An American analyst and expert on Russia and Eurasia, Paul Goble, said in May 2013 that "the Olympiad which Vladimir Putin planned as the symbol and greatest achievement of his presidency is more likely to become his greatest failure."
According to Goble, this does not mean that a catastrophe will happen during the Games. As he explains, an international event of such a scale draws the world's attention not only towards those issues that Russia wants to show off, but also to the issues that it wants to conceal.
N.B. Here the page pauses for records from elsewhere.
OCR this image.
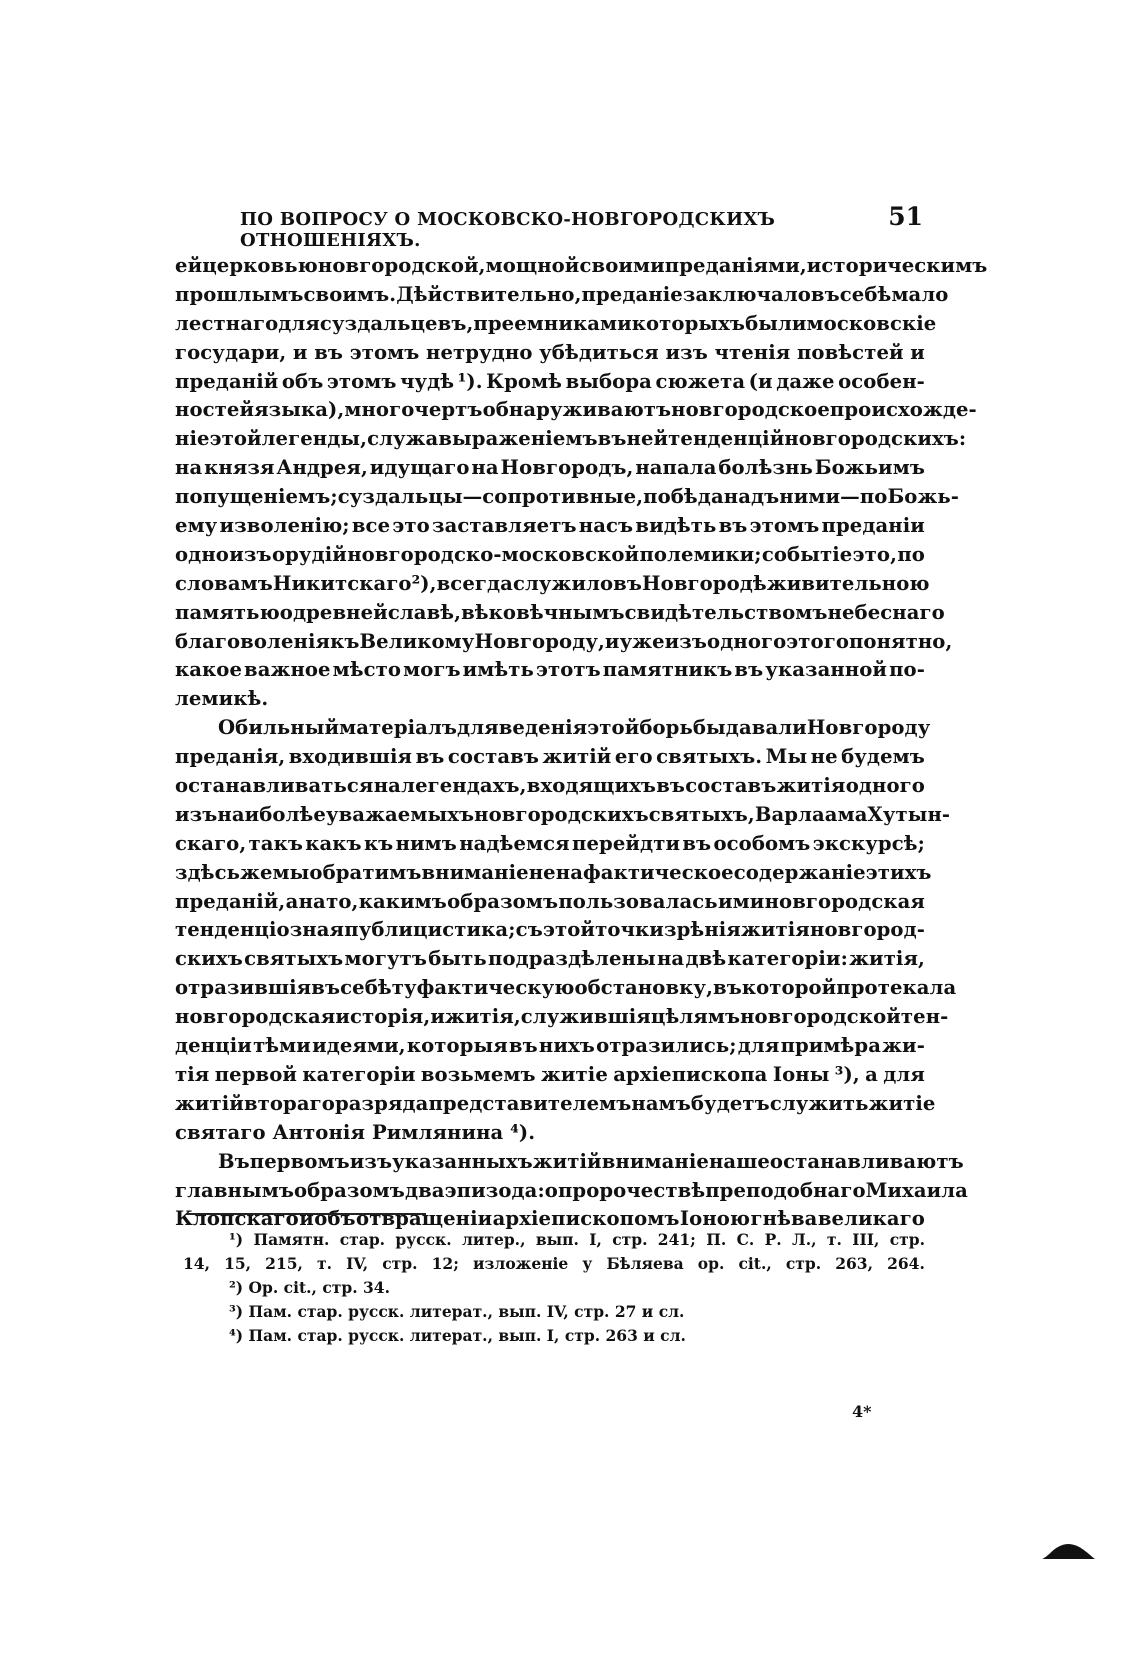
ПО ВОПРОСУ О МОСКОВСКО-НОВГОРОДСКИХЪ ОТНОШЕНІЯХЪ.
51
ей церковью новгородской, мощной своими преданіями, историческимъ
прошлымъ своимъ. Дѣйствительно, преданіе заключало въ себѣ мало
лестнаго для суздальцевъ, преемниками которыхъ были московскіе
государи, и въ этомъ нетрудно убѣдиться изъ чтенія повѣстей и
преданій объ этомъ чудѣ ¹). Кромѣ выбора сюжета (и даже особен-
ностей языка), много чертъ обнаруживаютъ новгородское происхожде-
ніе этой легенды, служа выраженіемъ въ ней тенденцій новгородскихъ:
на князя Андрея, идущаго на Новгородъ, напала болѣзнь Божьимъ
попущеніемъ; суздальцы—сопротивные, побѣда надъ ними—по Божь-
ему изволенію; все это заставляетъ насъ видѣть въ этомъ преданіи
одно изъ орудій новгородско-московской полемики; событіе это, по
словамъ Никитскаго ²), всегда служило въ Новгородѣ живительною
памятью о древней славѣ, вѣковѣчнымъ свидѣтельствомъ небеснаго
благоволенія къ Великому Новгороду, и уже изъ одного этого понятно,
какое важное мѣсто могъ имѣть этотъ памятникъ въ указанной по-
лемикѣ.
Обильный матеріалъ для веденія этой борьбы давали Новгороду
преданія, входившія въ составъ житій его святыхъ. Мы не будемъ
останавливаться на легендахъ, входящихъ въ составъ житія одного
изъ наиболѣе уважаемыхъ новгородскихъ святыхъ, Варлаама Хутын-
скаго, такъ какъ къ нимъ надѣемся перейдти въ особомъ экскурсѣ;
здѣсь же мы обратимъ вниманіе не на фактическое содержаніе этихъ
преданій, а на то, какимъ образомъ пользовалась ими новгородская
тенденціозная публицистика; съ этой точки зрѣнія житія новгород-
скихъ святыхъ могутъ быть подраздѣлены на двѣ категоріи: житія,
отразившія въ себѣ ту фактическую обстановку, въ которой протекала
новгородская исторія, и житія, служившія цѣлямъ новгородской тен-
денціи тѣми идеями, которыя въ нихъ отразились; для примѣра жи-
тія первой категоріи возьмемъ житіе архіепископа Іоны ³), а для
житій втораго разряда представителемъ намъ будетъ служить житіе
святаго Антонія Римлянина ⁴).
Въ первомъ изъ указанныхъ житій вниманіе наше останавливаютъ
главнымъ образомъ два эпизода: о пророчествѣ преподобнаго Михаила
Клопскаго и объ отвращеніи архіепископомъ Іоною гнѣва великаго
¹) Памятн. стар. русск. литер., вып. I, стр. 241; П. С. Р. Л., т. III, стр.
14, 15, 215, т. IV, стр. 12; изложеніе у Бѣляева op. cit., стр. 263, 264.
²) Op. cit., стр. 34.
³) Пам. стар. русск. литерат., вып. IV, стр. 27 и сл.
⁴) Пам. стар. русск. литерат., вып. I, стр. 263 и сл.
4*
As the attention of journalists from around the world towards the situation in Sochi increases, the ugly sides of the situation will become exposed, he says, including the slavish conditions of the migrant workers, rampant corruption, the Circassian genocide, et cetera.
Paul Goble believes that at the end of the day, this strange word "Sochi" will acquire some face for those Western societies that know nothing about the Caucasus and have not heard about the Circassians either. But this face, owing to the history of the region as well as the behavior of Russian public servants and Vladimir Putin personally, will be ugly. This will be a bad sign for Putin and, perhaps, may become a spur for increasingly more Russians to mull over the legitimacy of Putin's presidency, Paul Goble notes.
The Russian Government naming a "hero" of the 2008 August war, the military pilot Nechaev, as a torchbearer in the Winter Olympics torch relay, and the wide TV coverage of this fact on federal TV channels, has also showed that with the Olympic Games in Sochi, Putin pursues not only global but local aims too, including using the Olympics to promote a Russian version of the August 2008 war both among his population and the international community, which does not share that version of events.
Vladimir Putin will use the participation of Georgians in the Sochi Olympics to prove that problems between Tbilisi and Moscow no longer exist and that Georgia has no claims against Russia. The participation of a "hero" of the 2008 August war in the torch relay, for its part, indicates that Putin wishes not only to see Georgian athletes and delegates at the Sochi Games, but also humiliated Georgians who have put up with defeat and injustice at the hands of the Kremlin. It is up to Georgia whether it decides to participate in the show staged by the Kremlin or uses the Sochi Winter Olympic Games to remind the world about Russian aggression and the occupation.